Boxagnts does not make tool-use decisions itself. Instead, it delegates this choice entirely to the LLM. On every turn, the full conversation history, the system prompt, and the definitions of all available tools (including their names, descriptions, and JSON input schemas) are sent together in the API request. The LLM's streaming response contains content blocks of different types: Text blocks represent direct natural-language replies, ToolUse blocks indicate the model has chosen to invoke a specific tool, and Thinking blocks capture the model's reasoning process. If the response contains any ToolUse blocks, Boxagnts executes each tool sequentially, wraps the results as a User message appended to the conversation, decrements the turn counter (so tool invocations do not consume the turn budget), and continues the loop. The LLM then sees the tool results and decides whether to call another tool or produce a final answer. The loop ends only when the model emits an end_turn stop reason.

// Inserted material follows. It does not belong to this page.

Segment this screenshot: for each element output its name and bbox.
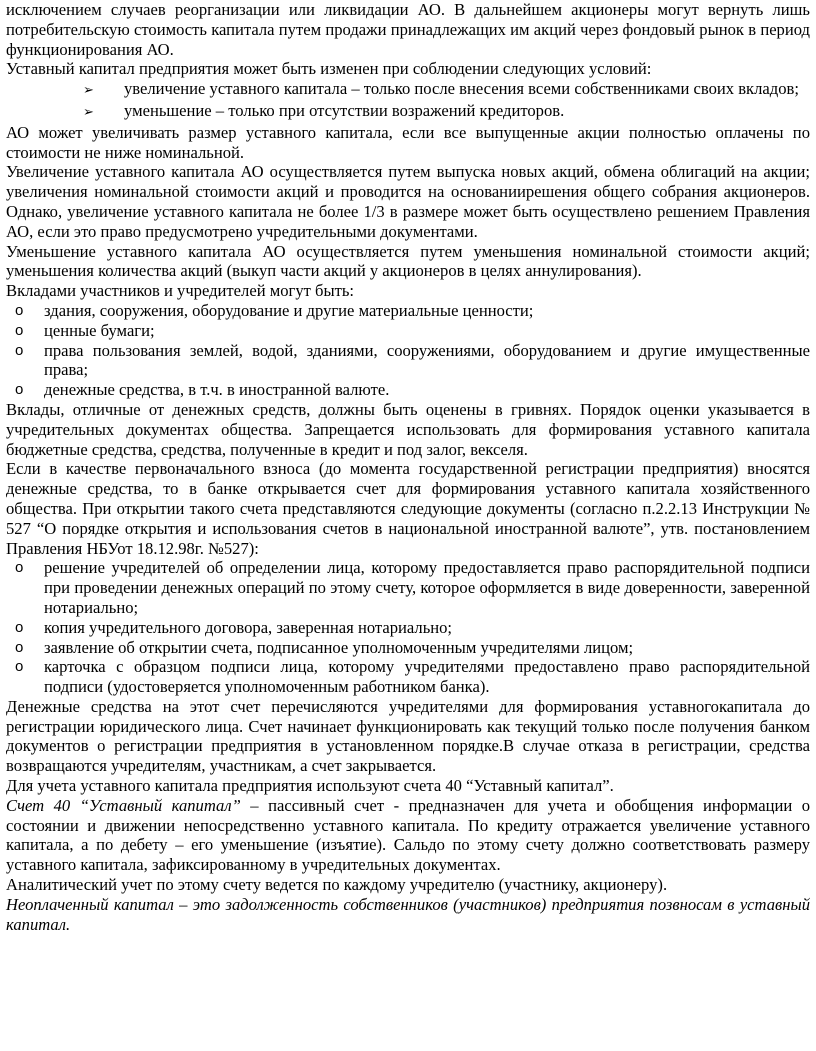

Regarding history, Boxagnts preserves the complete conversation by default but applies two protective mechanisms to prevent context window overflow. The first is the Tool Result Budget: when the cumulative character count of all tool outputs exceeds a configurable threshold (50,000 by default), the oldest results are replaced with short truncation placeholders while preserving the logical structure of the conversation. The second is Auto-Compact, which triggers when the context window reaches 90% usage. It groups messages by API round boundaries, uses a separate non-agentic API call to generate summaries of old groups while keeping the 10 most recent messages verbatim, and replaces the summarized portion with a synthetic compact-summary message. A circuit breaker disables compaction after three consecutive failures to prevent infinite retry loops.